In its third budget request, the administration is sticking with the script for the Department of Energy (DOE), calling for: a huge bump in funding for the National Nuclear Security Administration (NNSA), a dramatic cut for all other DOE programs, and a haircut for the DOE altogether.

On the NNSA side, the new request for $16.5 billion is $1.3 billion, or 8.9 percent, more than the $15.2 billion enacted for the current fiscal year (FY2019). The large increase is notable because Congress has already beefed up the agency’s budget in recent years in agreement with the administration’s requests. The FY19 enacted amount for NNSA was 18 percent more than the FY17 level of $12.9 billion, and the agency’s budget has grown by a full third over the last five years.

Until the full DOE budget justification is released next week, it’s hard to say exactly where the added NNSA funds for this year would go, but the “skinny” budget emphasizes programs to modernize the nuclear arsenal and rebuild nuclear weapon infrastructure. (see post below) This includes funding to “repurpose” the MOX facility in South Carolina to produce plutonium pits for nuclear weapons.

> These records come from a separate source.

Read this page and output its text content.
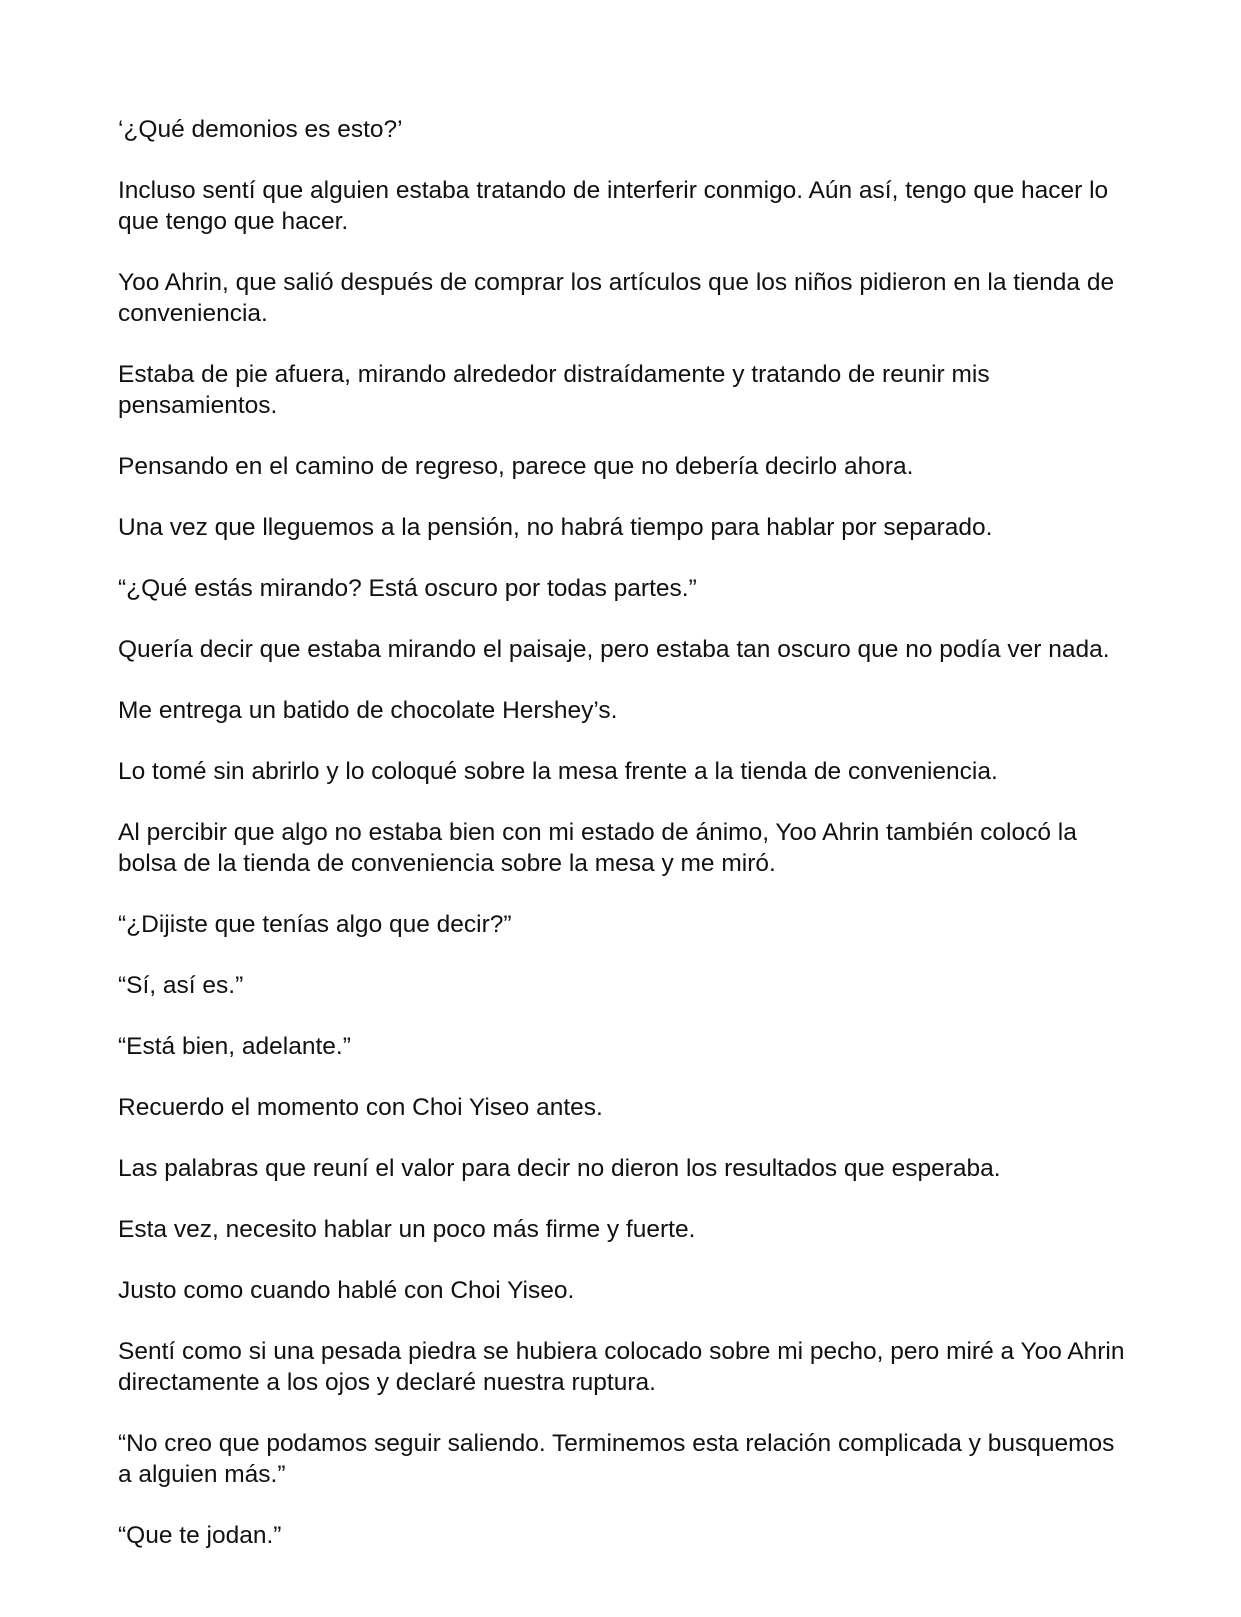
‘¿Qué demonios es esto?’

Incluso sentí que alguien estaba tratando de interferir conmigo. Aún así, tengo que hacer lo que tengo que hacer.

Yoo Ahrin, que salió después de comprar los artículos que los niños pidieron en la tienda de conveniencia.

Estaba de pie afuera, mirando alrededor distraídamente y tratando de reunir mis pensamientos.

Pensando en el camino de regreso, parece que no debería decirlo ahora.

Una vez que lleguemos a la pensión, no habrá tiempo para hablar por separado.

“¿Qué estás mirando? Está oscuro por todas partes.”

Quería decir que estaba mirando el paisaje, pero estaba tan oscuro que no podía ver nada.

Me entrega un batido de chocolate Hershey’s.

Lo tomé sin abrirlo y lo coloqué sobre la mesa frente a la tienda de conveniencia.

Al percibir que algo no estaba bien con mi estado de ánimo, Yoo Ahrin también colocó la bolsa de la tienda de conveniencia sobre la mesa y me miró.

“¿Dijiste que tenías algo que decir?”

“Sí, así es.”

“Está bien, adelante.”

Recuerdo el momento con Choi Yiseo antes.

Las palabras que reuní el valor para decir no dieron los resultados que esperaba.

Esta vez, necesito hablar un poco más firme y fuerte.

Justo como cuando hablé con Choi Yiseo.

Sentí como si una pesada piedra se hubiera colocado sobre mi pecho, pero miré a Yoo Ahrin directamente a los ojos y declaré nuestra ruptura.

“No creo que podamos seguir saliendo. Terminemos esta relación complicada y busquemos a alguien más.”

“Que te jodan.”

For the non-NNSA programs at DOE, the administration proposes a cut of $5.3 billion, or a full quarter of the current level. Of that, at least $1.5 billion would come from DOE’s Office of Science, which received $6.6 billion in FY19 and for which the new budget proposes $5 billion. Despite the overall cut to the office, the administration singles out the Exascale Computing Project for a bump in funding that would double the project’s current budget of $233 million.